İçim cız etti, demek ki aşkım Çiğdem bir süre yoktu. Tam kapıdan çıktığımda Behiye abla kendi dairesinin kapısını açtı ve

-"Orhan, bir saniye!"

dedi. Sertçe,

-"Ne var?"

dedim. Kolumdan tutup beni içeri çekti.

-"Yıllar önce Mehmet amcanla evlendiğimde yaşlıydı ve o öyle istiyor diye hep emretmek zorunda kaldım, bundan ben de zevk aldığımı sanıyordum oysa dün bana yaşattığın şey bambaşkaydı, kimse de bu güne dek denemedi!"

deyip portmantodan koca bir sarı zarf çıkarıp,

-"Bu senin!"

dedi.
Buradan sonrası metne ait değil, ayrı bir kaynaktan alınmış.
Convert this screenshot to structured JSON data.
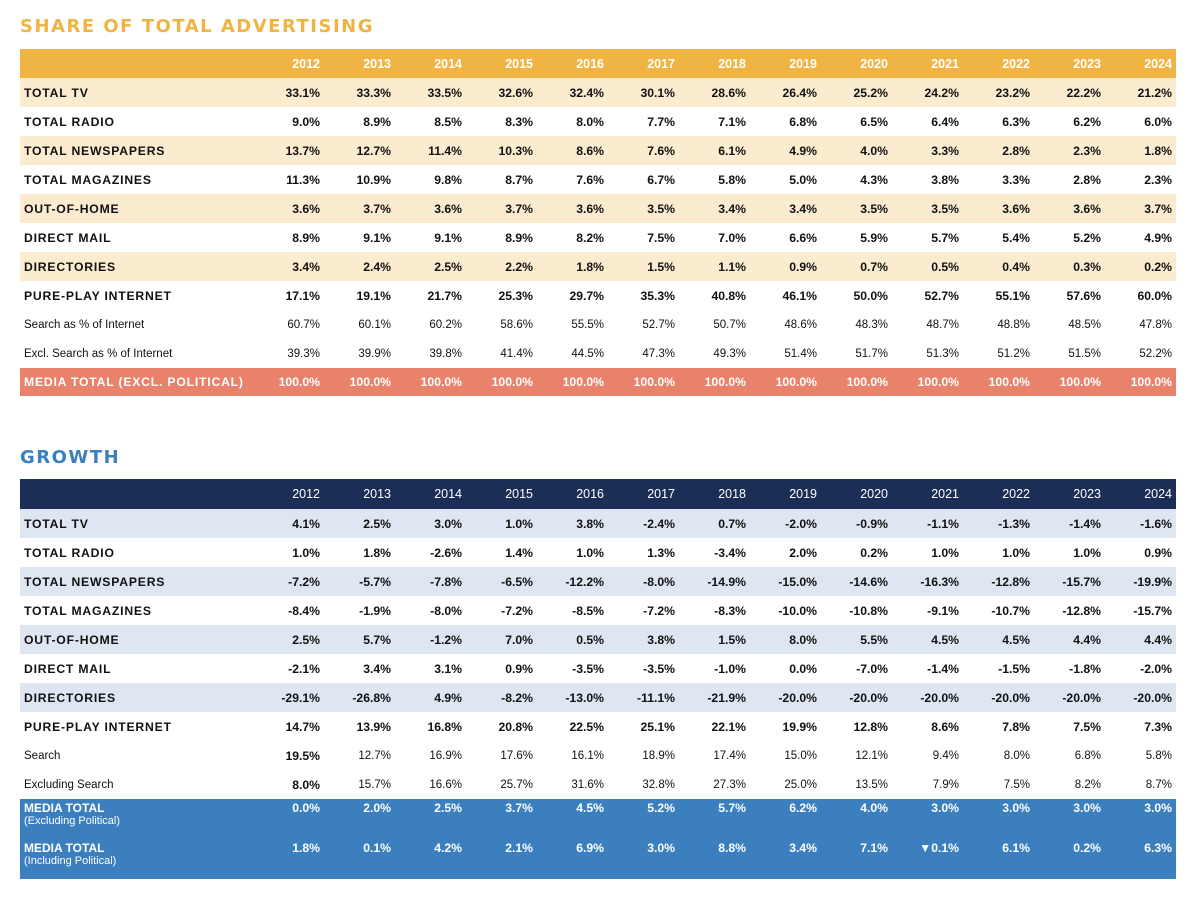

Açmadan zarfı aldım çıktım ama merak ediyordum, arabaya oturup açtım, zarftan koca bir tomar Dolar çıkınca dudağım uçuklayacaktı.
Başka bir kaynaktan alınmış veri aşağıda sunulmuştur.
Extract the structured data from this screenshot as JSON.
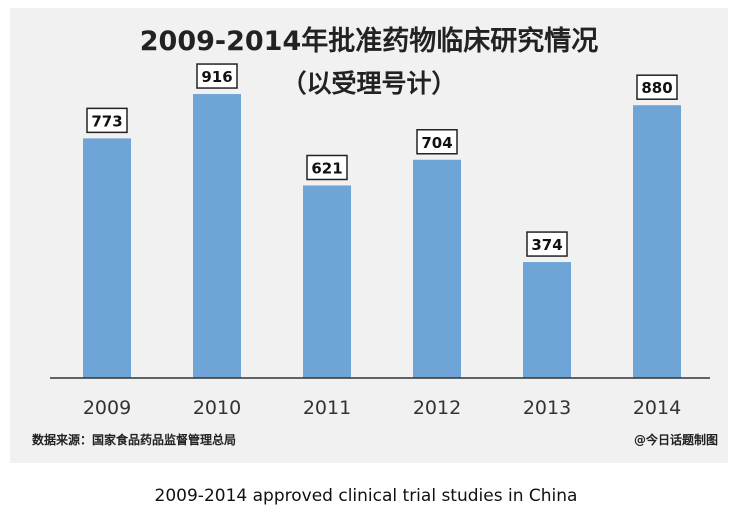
{
  "chart_data": {
    "type": "bar",
    "title": "2009-2014年批准药物临床研究情况",
    "subtitle": "（以受理号计）",
    "categories": [
      "2009",
      "2010",
      "2011",
      "2012",
      "2013",
      "2014"
    ],
    "values": [
      773,
      916,
      621,
      704,
      374,
      880
    ],
    "ylim": [
      0,
      1000
    ],
    "xlabel": "",
    "ylabel": "",
    "grid": false,
    "bar_color": "#6fa5d6",
    "source_note": "数据来源：国家食品药品监督管理总局",
    "watermark": "@今日话题制图"
  },
  "caption": "2009-2014 approved clinical trial studies in China"
}
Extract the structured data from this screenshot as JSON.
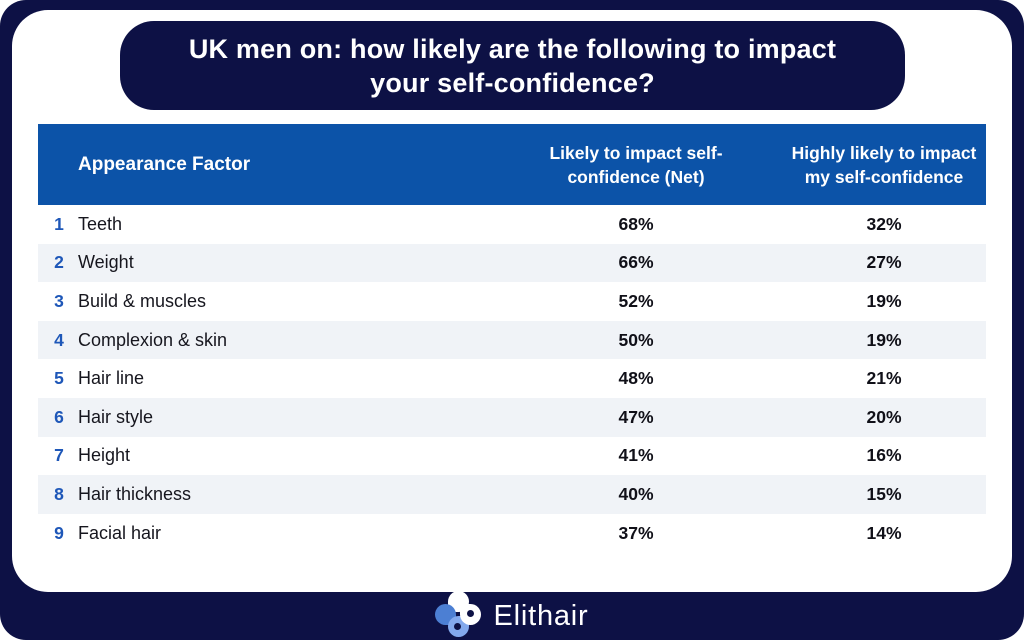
{
  "title": {
    "line1": "UK men on: how likely are the following to impact",
    "line2": "your self-confidence?"
  },
  "table": {
    "headers": {
      "factor": "Appearance Factor",
      "net": "Likely to impact self-confidence (Net)",
      "highly": "Highly likely to impact my self-confidence"
    },
    "rows": [
      {
        "rank": "1",
        "factor": "Teeth",
        "net": "68%",
        "highly": "32%"
      },
      {
        "rank": "2",
        "factor": "Weight",
        "net": "66%",
        "highly": "27%"
      },
      {
        "rank": "3",
        "factor": "Build & muscles",
        "net": "52%",
        "highly": "19%"
      },
      {
        "rank": "4",
        "factor": "Complexion & skin",
        "net": "50%",
        "highly": "19%"
      },
      {
        "rank": "5",
        "factor": "Hair line",
        "net": "48%",
        "highly": "21%"
      },
      {
        "rank": "6",
        "factor": "Hair style",
        "net": "47%",
        "highly": "20%"
      },
      {
        "rank": "7",
        "factor": "Height",
        "net": "41%",
        "highly": "16%"
      },
      {
        "rank": "8",
        "factor": "Hair thickness",
        "net": "40%",
        "highly": "15%"
      },
      {
        "rank": "9",
        "factor": "Facial hair",
        "net": "37%",
        "highly": "14%"
      }
    ]
  },
  "footer": {
    "brand": "Elithair"
  },
  "colors": {
    "navy": "#0d1145",
    "header_blue": "#0c53a8",
    "rank_blue": "#1e57b8",
    "alt_row": "#f0f3f7",
    "logo_blue": "#4c7fd3",
    "logo_light_blue": "#83a9ed"
  },
  "chart_data": {
    "type": "table",
    "title": "UK men on: how likely are the following to impact your self-confidence?",
    "columns": [
      "Appearance Factor",
      "Likely to impact self-confidence (Net)",
      "Highly likely to impact my self-confidence"
    ],
    "rows": [
      {
        "rank": 1,
        "factor": "Teeth",
        "likely_net_pct": 68,
        "highly_likely_pct": 32
      },
      {
        "rank": 2,
        "factor": "Weight",
        "likely_net_pct": 66,
        "highly_likely_pct": 27
      },
      {
        "rank": 3,
        "factor": "Build & muscles",
        "likely_net_pct": 52,
        "highly_likely_pct": 19
      },
      {
        "rank": 4,
        "factor": "Complexion & skin",
        "likely_net_pct": 50,
        "highly_likely_pct": 19
      },
      {
        "rank": 5,
        "factor": "Hair line",
        "likely_net_pct": 48,
        "highly_likely_pct": 21
      },
      {
        "rank": 6,
        "factor": "Hair style",
        "likely_net_pct": 47,
        "highly_likely_pct": 20
      },
      {
        "rank": 7,
        "factor": "Height",
        "likely_net_pct": 41,
        "highly_likely_pct": 16
      },
      {
        "rank": 8,
        "factor": "Hair thickness",
        "likely_net_pct": 40,
        "highly_likely_pct": 15
      },
      {
        "rank": 9,
        "factor": "Facial hair",
        "likely_net_pct": 37,
        "highly_likely_pct": 14
      }
    ],
    "legend_position": "none",
    "grid": false,
    "brand": "Elithair"
  }
}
Akşam eve döndüm. Merve Çiğdem'in yokluğunda işine sahip çıkıyordu, Fatma, Sevgi ve Güzin umurumda değildi zaten. Yemeğimi yiyip yatsı ezanını duyunca Behiye ablaya mesaj attım,

-"Evdeyim, müsaitsen gel!"

diye. Bir kaç dakika sonra kapıları açılıp kapandı, bizim kapı çalınmadan açtım, misafir odasına buyur ettim.

-"Ne içersin?"
-"Ne ikram edersen."

dedi ılımlı bir şekilde. Bira açıp getirdim, bardağın yanına zarfı da sehpaya koydum ve

-"Bunu istemiyorum!"
-"Manyak mısın sen?"

dedi gözlerime bakıp.

-"İstemiyorum!"
-"Oğlum bende bundan daha eşek yüküyle var!"

dedi. Şaşırmıştım,

-"Nasıl?"

dedim yüzüne bakıp.

-"Bu mehmet iti kadastro müdürüyken tonlarca rüşvet alıp imar planları ile oynamış, benle evlenince de çocukları karşı çıktı diye onları mirasından mahrum bıraktı, hepsi bana kalacak teneşir paklayasıcadan, sen de benim doğruyu görmemi sağladın, o yüzden bu sadece avans, sen rahat ol, ne zaman ulaşamadığın maddi bir isteğin olursa bana yaz yeter!"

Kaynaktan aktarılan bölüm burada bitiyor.